Dear Mr. Prince,
It’s been three days since you delivered your keynote address, “When Doves Cry,” to our organization, the American Ornithological Society. As president of the AOS, I wanted to wait a little while before contacting you to express my displeasure with what took place. Frankly, it took three days for my bewilderment and fear to begin to ebb. As you know, we paid you a hefty honorarium to deliver what we thought would be a scholarly presentation. We want our money back.
Despite the provocative title of the speech you proposed, we are not in the habit of hiring speakers who are not ornithologists. But frankly, Mr. Prince, your androgynous, highly charged sexuality hypnotized us. We went crazy; you were a star; we wanted you to take us with you. Also, as you know, we were all quite fond of your father, Tubold. Knowing how rigorous Tubold’s academic standards were, we thought his son would be just as thorough and insightful. But you are not like your father, Tubold.
I’m remembering the beginning of your speech now and regretting that we didn’t turn off your microphone immediately. We were eager to hear about the doves crying, but instead you asked the audience to imagine kissing you. I surveyed the room and immediately noticed women getting all flushed, while the men (who make up an overwhelming percentage among ornithologists) fidgeted nervously, uncomfortable with imagining kissing you but unable to stop imagining it. Your hot breath. Your wispy mustache. I’m sorry. I lost my place. What was I talking about? Right. The speech.
So it was off-topic from the whole crying-doves thing, but we went with it. It was upon opening our eyes that we realized how strange your presentation truly was. You had filled the auditorium with animals. Monkeys, hippos, tigers, a few dogs, a couple of emus, and three llamas. All dressed in purple pantsuits with hair gel in their fur. The animals seemed limber, judging by the poses they were able to maintain. It’s like they had animal versions of your own sinewy body. But their presence made all in attendance very nervous, which gave them another thing to worry about besides “When will he get to the doves?!”
It was when you invited the audience to come onstage with you for some sort of heat-measurement experiment that things really fell apart. Were we intrigued by the idea of feeling heat from you? Of course. How could we not be? But even a tiger striking a curious pose (standing on its front legs, tail in the shape of a zigzag) is still terrifying because it is a tiger. That’s why none of us joined you onstage. We were also eager to hear about the doves. Were they hiding behind the tigers?
Now, obviously, our unwillingness to join in this exercise made you upset. You complained about how we left you standing, and I think you were unhappy with the thermostat setting in the room as well. You began to scream at us in a manner that was admittedly alluring but nonetheless frightening. Some audience members started screaming back things like “I’m afraid of getting mauled by the tiger!” and “The llama has kicked my wife!” and “What about the doves crying?! I really want to find out about that!” You screamed back about how impossible it was to satisfy us (not true: tell about the doves) and something about your mother. (We were fond of her also, as well as Tubold, and it’s such a shame that they died in that mysterious tiger mauling. Tigers in Minnesota! Who would have thought? Did they ever figure that out?) I don’t know what issues you had with your mother, but the place to work those out is with a professional therapist and not while addressing ornithologists.

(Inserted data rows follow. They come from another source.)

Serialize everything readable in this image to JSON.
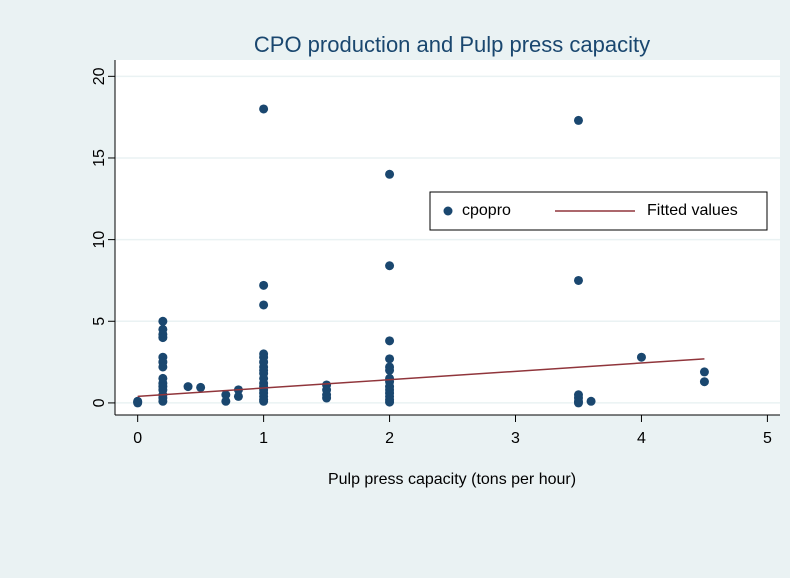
{
  "chart_data": {
    "type": "scatter",
    "title": "CPO production and Pulp press capacity",
    "x_label": "Pulp press capacity (tons per hour)",
    "xlim": [
      -0.18,
      5.1
    ],
    "ylim": [
      -0.74,
      21
    ],
    "xticks": [
      0,
      1,
      2,
      3,
      4,
      5
    ],
    "yticks": [
      0,
      5,
      10,
      15,
      20
    ],
    "grid": true,
    "legend_position": "upper right",
    "series": [
      {
        "name": "cpopro",
        "type": "scatter",
        "color": "#1a476f",
        "x": [
          0,
          0,
          0,
          0.2,
          0.2,
          0.2,
          0.2,
          0.2,
          0.2,
          0.2,
          0.2,
          0.2,
          0.2,
          0.2,
          0.2,
          0.2,
          0.2,
          0.4,
          0.5,
          0.7,
          0.7,
          0.8,
          0.8,
          1,
          1,
          1,
          1,
          1,
          1,
          1,
          1,
          1,
          1,
          1,
          1,
          1,
          1,
          1,
          1,
          1,
          1.5,
          1.5,
          1.5,
          1.5,
          2,
          2,
          2,
          2,
          2,
          2,
          2,
          2,
          2,
          2,
          2,
          2,
          2,
          2,
          3.5,
          3.5,
          3.5,
          3.5,
          3.5,
          3.5,
          3.6,
          4,
          4.5,
          4.5
        ],
        "values": [
          0,
          0.05,
          0.1,
          5,
          4.5,
          4.2,
          4,
          2.8,
          2.5,
          2.2,
          1.5,
          1.2,
          1,
          0.8,
          0.5,
          0.3,
          0.1,
          1,
          0.95,
          0.5,
          0.1,
          0.8,
          0.4,
          18,
          7.2,
          6,
          3,
          2.8,
          2.5,
          2.2,
          2,
          1.8,
          1.5,
          1.2,
          1,
          0.8,
          0.6,
          0.4,
          0.2,
          0.1,
          1.1,
          0.8,
          0.5,
          0.3,
          14,
          8.4,
          3.8,
          2.7,
          2.2,
          2,
          1.5,
          1.3,
          1,
          0.8,
          0.6,
          0.4,
          0.2,
          0.05,
          17.3,
          7.5,
          0.5,
          0.3,
          0.1,
          0,
          0.1,
          2.8,
          1.9,
          1.3
        ]
      },
      {
        "name": "Fitted values",
        "type": "line",
        "color": "#90353b",
        "x": [
          0,
          4.5
        ],
        "values": [
          0.4,
          2.7
        ]
      }
    ]
  }
}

Then, in the midst of all this chaos, you informed us that the screaming itself was the sound that doves make when they cry. And, I mean, what? No it’s not. Crying doves sound like terrified ornithologists exchanging screams with a sexy, sexy pop singer? Or was that squeal thing you did supposed to be the crying doves? How did it go? “Aii! Aii! Aii! Aiaiaiai!” It was a massive turn-on, but it was not science.
The last thing I remember of that night is uniformed officers and animal-control personnel entering the room (the animals were no longer able to maintain their poses, though I remain super-impressed that a hippo can do any yoga at all) as the ornithologists were whisked to safety. I recall you chasing after people and inviting them to touch your stomach. I actually tried to comply with that one but was carried out by riot police before I had the chance. I still haven’t found out what happened to the butterflies we had tied up in the back of the auditorium.
You know, now that I recall these events, Mr. Prince, I find that I have a hard time staying mad at U. In fact, 2 tell the truth, it might have been the most exciting convention we’ve ever had. So, I guess I should say thank you. Or thank U for the funky time. Please let me know if U ever want to grind out some new ideas. About birds. Or whatever.